Dante snorts, then glances back at her from over his shoulder. “I’d have all Fs.”
“For…?” Chloe coaxes, gathering his hair into a ponytail and smoothing its black length between her hands. “What starts with F?”
“Fuck school.”
She giggles, covering her mouth with her hand. “Dante-angel!”
A blur of motion, then Dante is suddenly up from the floor and tickling Chloe. She shrieks with laughter, rolling on the bed, her sneakers thumping the mattress. Laughing, he tucks an arm against his side and tries to protect his ribs from her retaliatory fingers.
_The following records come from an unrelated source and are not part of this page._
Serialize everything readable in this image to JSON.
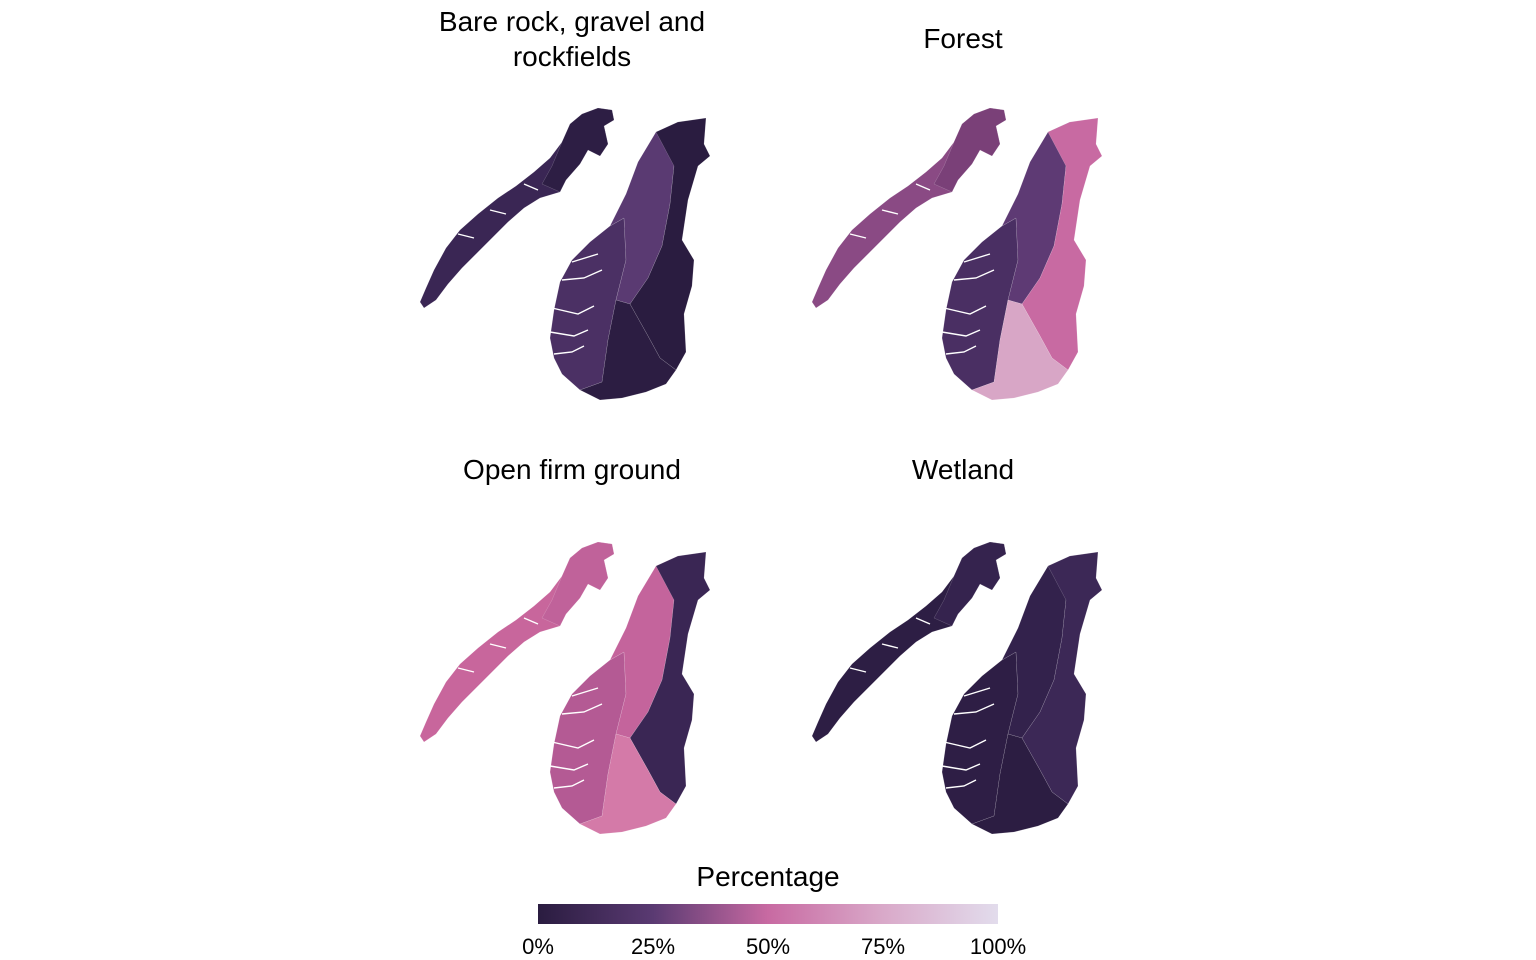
{
  "panels": [
    {
      "title": "Bare rock, gravel and rockfields",
      "lines": [
        "Bare rock, gravel and",
        "rockfields"
      ],
      "colors": {
        "north": "#3a2654",
        "finnmark": "#2d1e44",
        "west": "#4b3064",
        "central": "#5a3a72",
        "east": "#2a1c40",
        "south": "#2c1d42"
      }
    },
    {
      "title": "Forest",
      "lines": [
        "Forest"
      ],
      "colors": {
        "north": "#8a4a84",
        "finnmark": "#7a4078",
        "west": "#4a2f63",
        "central": "#5e3a74",
        "east": "#c86aa2",
        "south": "#d8a6c6"
      }
    },
    {
      "title": "Open firm ground",
      "lines": [
        "Open firm ground"
      ],
      "colors": {
        "north": "#c8669c",
        "finnmark": "#c0629a",
        "west": "#b45a94",
        "central": "#c4649c",
        "east": "#3a2654",
        "south": "#d47aa8"
      }
    },
    {
      "title": "Wetland",
      "lines": [
        "Wetland"
      ],
      "colors": {
        "north": "#2d1e44",
        "finnmark": "#35234e",
        "west": "#2e1e45",
        "central": "#33224c",
        "east": "#3c2856",
        "south": "#2c1d42"
      }
    }
  ],
  "legend": {
    "title": "Percentage",
    "ticks": [
      "0%",
      "25%",
      "50%",
      "75%",
      "100%"
    ],
    "gradient": [
      "#2a1c40",
      "#5a3a72",
      "#c86aa2",
      "#d9a9c9",
      "#e2dcec"
    ]
  }
}
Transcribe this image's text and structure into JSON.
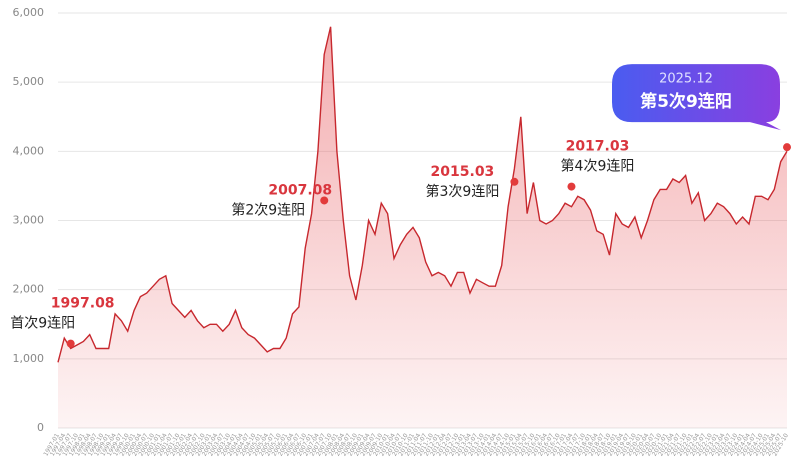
{
  "chart_data": {
    "type": "area",
    "categories": [
      "1997-01",
      "1997-04",
      "1997-07",
      "1997-10",
      "1998-01",
      "1998-04",
      "1998-07",
      "1998-10",
      "1999-01",
      "1999-04",
      "1999-07",
      "1999-10",
      "2000-01",
      "2000-04",
      "2000-07",
      "2000-10",
      "2001-01",
      "2001-04",
      "2001-07",
      "2001-10",
      "2002-01",
      "2002-04",
      "2002-07",
      "2002-10",
      "2003-01",
      "2003-04",
      "2003-07",
      "2003-10",
      "2004-01",
      "2004-04",
      "2004-07",
      "2004-10",
      "2005-01",
      "2005-04",
      "2005-07",
      "2005-10",
      "2006-01",
      "2006-04",
      "2006-07",
      "2006-10",
      "2007-01",
      "2007-04",
      "2007-07",
      "2007-10",
      "2008-01",
      "2008-04",
      "2008-07",
      "2008-10",
      "2009-01",
      "2009-04",
      "2009-07",
      "2009-10",
      "2010-01",
      "2010-04",
      "2010-07",
      "2010-10",
      "2011-01",
      "2011-04",
      "2011-07",
      "2011-10",
      "2012-01",
      "2012-04",
      "2012-07",
      "2012-10",
      "2013-01",
      "2013-04",
      "2013-07",
      "2013-10",
      "2014-01",
      "2014-04",
      "2014-07",
      "2014-10",
      "2015-01",
      "2015-04",
      "2015-07",
      "2015-10",
      "2016-01",
      "2016-04",
      "2016-07",
      "2016-10",
      "2017-01",
      "2017-04",
      "2017-07",
      "2017-10",
      "2018-01",
      "2018-04",
      "2018-07",
      "2018-10",
      "2019-01",
      "2019-04",
      "2019-07",
      "2019-10",
      "2020-01",
      "2020-04",
      "2020-07",
      "2020-10",
      "2021-01",
      "2021-04",
      "2021-07",
      "2021-10",
      "2022-01",
      "2022-04",
      "2022-07",
      "2022-10",
      "2023-01",
      "2023-04",
      "2023-07",
      "2023-10",
      "2024-01",
      "2024-04",
      "2024-07",
      "2024-10",
      "2025-01",
      "2025-04",
      "2025-07",
      "2025-10"
    ],
    "values": [
      950,
      1300,
      1150,
      1200,
      1250,
      1350,
      1150,
      1150,
      1150,
      1650,
      1550,
      1400,
      1700,
      1900,
      1950,
      2050,
      2150,
      2200,
      1800,
      1700,
      1600,
      1700,
      1550,
      1450,
      1500,
      1500,
      1400,
      1500,
      1700,
      1450,
      1350,
      1300,
      1200,
      1100,
      1150,
      1150,
      1300,
      1650,
      1750,
      2600,
      3100,
      4000,
      5400,
      5800,
      4000,
      3000,
      2200,
      1850,
      2350,
      3000,
      2800,
      3250,
      3100,
      2450,
      2650,
      2800,
      2900,
      2750,
      2400,
      2200,
      2250,
      2200,
      2050,
      2250,
      2250,
      1950,
      2150,
      2100,
      2050,
      2050,
      2350,
      3200,
      3750,
      4500,
      3100,
      3550,
      3000,
      2950,
      3000,
      3100,
      3250,
      3200,
      3350,
      3300,
      3150,
      2850,
      2800,
      2500,
      3100,
      2950,
      2900,
      3050,
      2750,
      3000,
      3300,
      3450,
      3450,
      3600,
      3550,
      3650,
      3250,
      3400,
      3000,
      3100,
      3250,
      3200,
      3100,
      2950,
      3050,
      2950,
      3350,
      3350,
      3300,
      3450,
      3850,
      4000
    ],
    "color": "#c7282e",
    "ylim": [
      0,
      6000
    ],
    "yticks": [
      0,
      {
        "value": 1000,
        "label": "1,000"
      },
      {
        "value": 2000,
        "label": "2,000"
      },
      {
        "value": 3000,
        "label": "3,000"
      },
      {
        "value": 4000,
        "label": "4,000"
      },
      {
        "value": 5000,
        "label": "5,000"
      },
      {
        "value": 6000,
        "label": "6,000"
      }
    ],
    "grid": true,
    "annotations": [
      {
        "date": "1997.08",
        "text": "首次9连阳",
        "category": "1997-07",
        "value": 1220
      },
      {
        "date": "2007.08",
        "text": "第2次9连阳",
        "category": "2007-07",
        "value": 3290
      },
      {
        "date": "2015.03",
        "text": "第3次9连阳",
        "category": "2015-01",
        "value": 3560
      },
      {
        "date": "2017.03",
        "text": "第4次9连阳",
        "category": "2017-04",
        "value": 3490
      },
      {
        "date": "2025.12",
        "text": "第5次9连阳",
        "category": "2025-10",
        "value": 4060
      }
    ]
  }
}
He tugs free the plushie orca from under Chloe’s arm and swims the toy through the air past her grabbing hands. He stops it at her nose. Leans it forward. “Mmm-wah !” A big sloppy orca kiss.
“Can I brush your hair while you practice printing the alphabet?” Chloe asks.
“Sure,” Dante says, handing the orca back to her.
“Boy, you need to get your ass down to the basement and now,” a man’s voice — bayou-bred and deep — says from off-camera. “Gotta visitor comin’ and gotta cuff you up. You don’t need none of dat school shit for the work you do, petit . Waste o’ time.” The speaker laughs, a cigarette-raspy sound ending in a cough.
“Fuck you,” Dante says. “I’ll be there in a minute.”
Chloe’s smile vanishes and she sits up, the plushie held tight against her pink sweater. “Leave him alone,” she says, her voice sharp, her brows slanting down — defiant and pale.
“Hush, you. Or I’ll put my hand upside your head.”
Dante’s hand squeezes Chloe’s knee. She closes her mouth. He looks at the speaker, all expression gone from his face, but fire burns in his dark eyes, a fire the speaker must feel, see.
“You’re gonna need more than handcuffs to hold me if you touch her,” Dante says, his voice low and flat.